Perkembangan TanganDia dari awal hingga sekarang ternyata tidak membuat Dia segera puas. Dia masih memiliki segudang rencana untuk TanganDia. Salah satunya adalah merambah pasar luar negeri dengan bantuan digitalisasi yang selama ini sudah menjadi ‘teman’ bagi TanganDia.

“Saya berencana ingin melakukan penjualan ke luar negeri dengan marketplace seperti eBay dan Alibaba yang tidak memiliki perang harga yang tinggi,” kata Dia.

Selain fokus untuk memasarkan produknya ke luar negeri, Dia juga ingin mencoba suatu hal yang baru dengan bantuan teknologi digital, yakni menjual pola atau desain berbayar melalui platform Etsy. Meskipun tantangannya, tapi menurutnya ide tersebut patut untuk dicoba.

“Dan rencana lain saya ingin menjual pola atau design berbayar yang bisa digunakan oleh orang lain. Walaupun tantangannya banyak namun tidak salah untuk mencoba ya. Di sisi lain meskipun tantangannya banyak, namun cukup menguntungkan. Dengan satu kali berpikir namun bisa menjual di beberapa orang yang bisa menghasilkan keuntungan yang lumayan ya,” lanjutnya.

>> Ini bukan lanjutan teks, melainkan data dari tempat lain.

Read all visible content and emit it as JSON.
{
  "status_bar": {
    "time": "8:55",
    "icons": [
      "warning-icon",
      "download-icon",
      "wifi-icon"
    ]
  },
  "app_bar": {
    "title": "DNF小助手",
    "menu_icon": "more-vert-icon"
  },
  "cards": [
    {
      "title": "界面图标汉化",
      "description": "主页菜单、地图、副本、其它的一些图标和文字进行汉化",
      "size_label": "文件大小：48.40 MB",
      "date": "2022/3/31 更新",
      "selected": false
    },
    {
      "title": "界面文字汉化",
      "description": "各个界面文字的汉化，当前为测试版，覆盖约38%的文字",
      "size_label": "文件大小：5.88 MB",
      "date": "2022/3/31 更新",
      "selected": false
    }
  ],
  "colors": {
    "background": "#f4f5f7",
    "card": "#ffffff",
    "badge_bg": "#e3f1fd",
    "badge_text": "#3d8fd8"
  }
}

Tidak berhenti sampai di situ, Dia juga berencana untuk memangun studio offline TanganDia yang nantinya bisa digunakan untuk pelatihan merajut.

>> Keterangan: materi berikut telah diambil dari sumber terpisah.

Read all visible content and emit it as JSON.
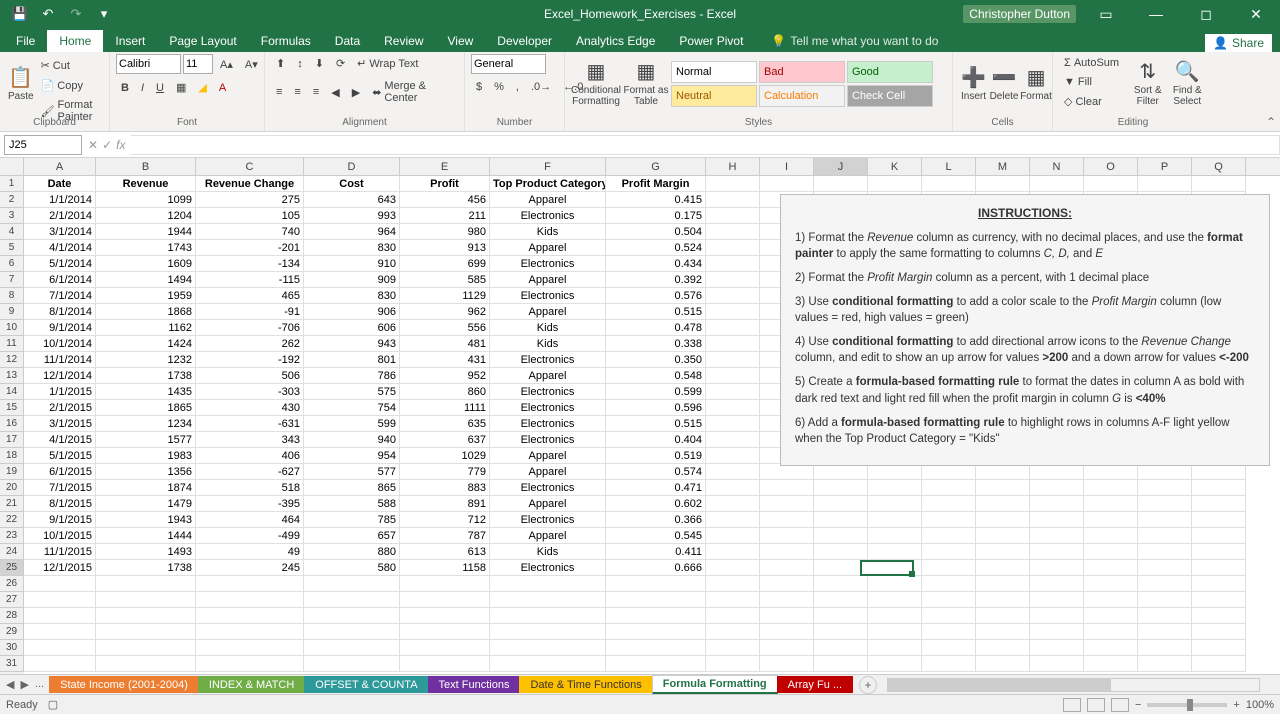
{
  "app": {
    "title": "Excel_Homework_Exercises - Excel",
    "user": "Christopher Dutton"
  },
  "tabs": {
    "file": "File",
    "home": "Home",
    "insert": "Insert",
    "pagelayout": "Page Layout",
    "formulas": "Formulas",
    "data": "Data",
    "review": "Review",
    "view": "View",
    "developer": "Developer",
    "analyticsedge": "Analytics Edge",
    "powerpivot": "Power Pivot",
    "tellme": "Tell me what you want to do",
    "share": "Share"
  },
  "ribbon": {
    "paste": "Paste",
    "cut": "Cut",
    "copy": "Copy",
    "formatpainter": "Format Painter",
    "clipboard": "Clipboard",
    "fontname": "Calibri",
    "fontsize": "11",
    "font": "Font",
    "wraptext": "Wrap Text",
    "mergecenter": "Merge & Center",
    "alignment": "Alignment",
    "numberformat": "General",
    "number": "Number",
    "conditional": "Conditional Formatting",
    "formatas": "Format as Table",
    "styles": "Styles",
    "style_normal": "Normal",
    "style_bad": "Bad",
    "style_good": "Good",
    "style_neutral": "Neutral",
    "style_calc": "Calculation",
    "style_check": "Check Cell",
    "insert_btn": "Insert",
    "delete_btn": "Delete",
    "format_btn": "Format",
    "cells": "Cells",
    "autosum": "AutoSum",
    "fill": "Fill",
    "clear": "Clear",
    "sortfilter": "Sort & Filter",
    "findselect": "Find & Select",
    "editing": "Editing"
  },
  "formulabar": {
    "namebox": "J25",
    "formula": ""
  },
  "columns": [
    "A",
    "B",
    "C",
    "D",
    "E",
    "F",
    "G",
    "H",
    "I",
    "J",
    "K",
    "L",
    "M",
    "N",
    "O",
    "P",
    "Q"
  ],
  "headers": {
    "date": "Date",
    "revenue": "Revenue",
    "revchange": "Revenue Change",
    "cost": "Cost",
    "profit": "Profit",
    "topcat": "Top Product Category",
    "margin": "Profit Margin"
  },
  "rows": [
    {
      "date": "1/1/2014",
      "rev": "1099",
      "chg": "275",
      "cost": "643",
      "profit": "456",
      "cat": "Apparel",
      "margin": "0.415"
    },
    {
      "date": "2/1/2014",
      "rev": "1204",
      "chg": "105",
      "cost": "993",
      "profit": "211",
      "cat": "Electronics",
      "margin": "0.175"
    },
    {
      "date": "3/1/2014",
      "rev": "1944",
      "chg": "740",
      "cost": "964",
      "profit": "980",
      "cat": "Kids",
      "margin": "0.504"
    },
    {
      "date": "4/1/2014",
      "rev": "1743",
      "chg": "-201",
      "cost": "830",
      "profit": "913",
      "cat": "Apparel",
      "margin": "0.524"
    },
    {
      "date": "5/1/2014",
      "rev": "1609",
      "chg": "-134",
      "cost": "910",
      "profit": "699",
      "cat": "Electronics",
      "margin": "0.434"
    },
    {
      "date": "6/1/2014",
      "rev": "1494",
      "chg": "-115",
      "cost": "909",
      "profit": "585",
      "cat": "Apparel",
      "margin": "0.392"
    },
    {
      "date": "7/1/2014",
      "rev": "1959",
      "chg": "465",
      "cost": "830",
      "profit": "1129",
      "cat": "Electronics",
      "margin": "0.576"
    },
    {
      "date": "8/1/2014",
      "rev": "1868",
      "chg": "-91",
      "cost": "906",
      "profit": "962",
      "cat": "Apparel",
      "margin": "0.515"
    },
    {
      "date": "9/1/2014",
      "rev": "1162",
      "chg": "-706",
      "cost": "606",
      "profit": "556",
      "cat": "Kids",
      "margin": "0.478"
    },
    {
      "date": "10/1/2014",
      "rev": "1424",
      "chg": "262",
      "cost": "943",
      "profit": "481",
      "cat": "Kids",
      "margin": "0.338"
    },
    {
      "date": "11/1/2014",
      "rev": "1232",
      "chg": "-192",
      "cost": "801",
      "profit": "431",
      "cat": "Electronics",
      "margin": "0.350"
    },
    {
      "date": "12/1/2014",
      "rev": "1738",
      "chg": "506",
      "cost": "786",
      "profit": "952",
      "cat": "Apparel",
      "margin": "0.548"
    },
    {
      "date": "1/1/2015",
      "rev": "1435",
      "chg": "-303",
      "cost": "575",
      "profit": "860",
      "cat": "Electronics",
      "margin": "0.599"
    },
    {
      "date": "2/1/2015",
      "rev": "1865",
      "chg": "430",
      "cost": "754",
      "profit": "1111",
      "cat": "Electronics",
      "margin": "0.596"
    },
    {
      "date": "3/1/2015",
      "rev": "1234",
      "chg": "-631",
      "cost": "599",
      "profit": "635",
      "cat": "Electronics",
      "margin": "0.515"
    },
    {
      "date": "4/1/2015",
      "rev": "1577",
      "chg": "343",
      "cost": "940",
      "profit": "637",
      "cat": "Electronics",
      "margin": "0.404"
    },
    {
      "date": "5/1/2015",
      "rev": "1983",
      "chg": "406",
      "cost": "954",
      "profit": "1029",
      "cat": "Apparel",
      "margin": "0.519"
    },
    {
      "date": "6/1/2015",
      "rev": "1356",
      "chg": "-627",
      "cost": "577",
      "profit": "779",
      "cat": "Apparel",
      "margin": "0.574"
    },
    {
      "date": "7/1/2015",
      "rev": "1874",
      "chg": "518",
      "cost": "865",
      "profit": "883",
      "cat": "Electronics",
      "margin": "0.471"
    },
    {
      "date": "8/1/2015",
      "rev": "1479",
      "chg": "-395",
      "cost": "588",
      "profit": "891",
      "cat": "Apparel",
      "margin": "0.602"
    },
    {
      "date": "9/1/2015",
      "rev": "1943",
      "chg": "464",
      "cost": "785",
      "profit": "712",
      "cat": "Electronics",
      "margin": "0.366"
    },
    {
      "date": "10/1/2015",
      "rev": "1444",
      "chg": "-499",
      "cost": "657",
      "profit": "787",
      "cat": "Apparel",
      "margin": "0.545"
    },
    {
      "date": "11/1/2015",
      "rev": "1493",
      "chg": "49",
      "cost": "880",
      "profit": "613",
      "cat": "Kids",
      "margin": "0.411"
    },
    {
      "date": "12/1/2015",
      "rev": "1738",
      "chg": "245",
      "cost": "580",
      "profit": "1158",
      "cat": "Electronics",
      "margin": "0.666"
    }
  ],
  "instructions": {
    "title": "INSTRUCTIONS:",
    "i1a": "1) Format the ",
    "i1b": "Revenue",
    "i1c": " column as currency, with no decimal places, and use the ",
    "i1d": "format painter",
    "i1e": " to apply the same formatting to columns ",
    "i1f": "C, D,",
    "i1g": " and ",
    "i1h": "E",
    "i2a": "2) Format the ",
    "i2b": "Profit Margin",
    "i2c": " column as a percent, with 1 decimal place",
    "i3a": "3) Use ",
    "i3b": "conditional formatting",
    "i3c": " to add a color scale to the ",
    "i3d": "Profit Margin",
    "i3e": " column (low values = red, high values = green)",
    "i4a": "4) Use ",
    "i4b": "conditional formatting",
    "i4c": " to add directional arrow icons to the ",
    "i4d": "Revenue Change",
    "i4e": " column, and edit to show an up arrow for values ",
    "i4f": ">200",
    "i4g": " and a down arrow for values ",
    "i4h": "<-200",
    "i5a": "5) Create a ",
    "i5b": "formula-based formatting rule",
    "i5c": " to format the dates in column A as bold with dark red text and light red fill when the profit margin in column ",
    "i5d": "G",
    "i5e": " is ",
    "i5f": "<40%",
    "i6a": "6) Add a ",
    "i6b": "formula-based formatting rule",
    "i6c": " to highlight rows in columns A-F light yellow when the Top Product Category = \"Kids\""
  },
  "sheets": {
    "ellipsis": "...",
    "s1": "State Income (2001-2004)",
    "s2": "INDEX & MATCH",
    "s3": "OFFSET & COUNTA",
    "s4": "Text Functions",
    "s5": "Date & Time Functions",
    "s6": "Formula Formatting",
    "s7": "Array Fu ..."
  },
  "status": {
    "ready": "Ready",
    "zoom": "100%"
  }
}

Impian untuk Bisa Berdayakan Sesama Perempuan

Saat ini, selain fokus pada penjualan produk rajutannya, Dia juga membuka kursus atau pelatihan merajut untuk para ibu rumah tangga. Ia ingin membantu para ibu bisa memanfaatkan waktunya dengan kegiatan positif.

Sumber: Instagram @tangandia

Kemudian, ia juga memiliki harapan nantinya akan semakin banyak ibu yang bisa merajut dan membantunya dalam proses produksi TanganDia.

“Harapannya yang pasti semoga semakin banyak yang bisa merajut karena saya memiliki harapan ingin menambah pegawai dan membantu ibu ibu rumah tangga agar memiliki kesempatan untuk berkegiatan yang lain selain berdiam dirumah.”

Teknologi adalah Proses Menjadi Bisa Karena Terbiasa

Meski kini sudah banyak UMKM yang berhasil memanfaatkan teknologi, tapi masih banyak pula UMKM lainnya yang masih takut dan tidak bisa untuk memulainya. Dia pun memberi saran untuk jangan pernah takut dalam mencoba. Bisa karena terbiasa.

“Kalo saran dari saya, sih, jangan pernah takut untuk mencoba atau terjun langsung dalam proses digitalisasi. Sebenarnya bukan tidak bisa, namun hanya belum terbiasa. Jika dibiasakan saya yakin akan bisa, karena hal tersebut akan dilakukan secara terulang yang membuat kita mahir atau bisa. Intinya bukan tidak bisa tapi hanya belum terbiasa.”

Berani berinovasi, pantang menyerah, dan terus bermimpi besar adalah beberapa hal yang bisa diambil dari kisah yang dibagikan oleh Dia dalam perjalanannya membangun TanganDia. Tiga hal itu juga yang membawa Dia bisa bermanfaat untuk sesama melalui pelatihan yang ia adakan.

Sejak awal berdiri hingga sekarang, TanganDia juga tak pernah luput memanfaatkan berbagai kemudahan yang diberikan di era digital. Bahkan ia pun berencana untuk terus mengembangkan TanganDia dengan bantuan digitalisasi. Karena baginya, selama berani mencoba, semua bisa menjadi mungkin.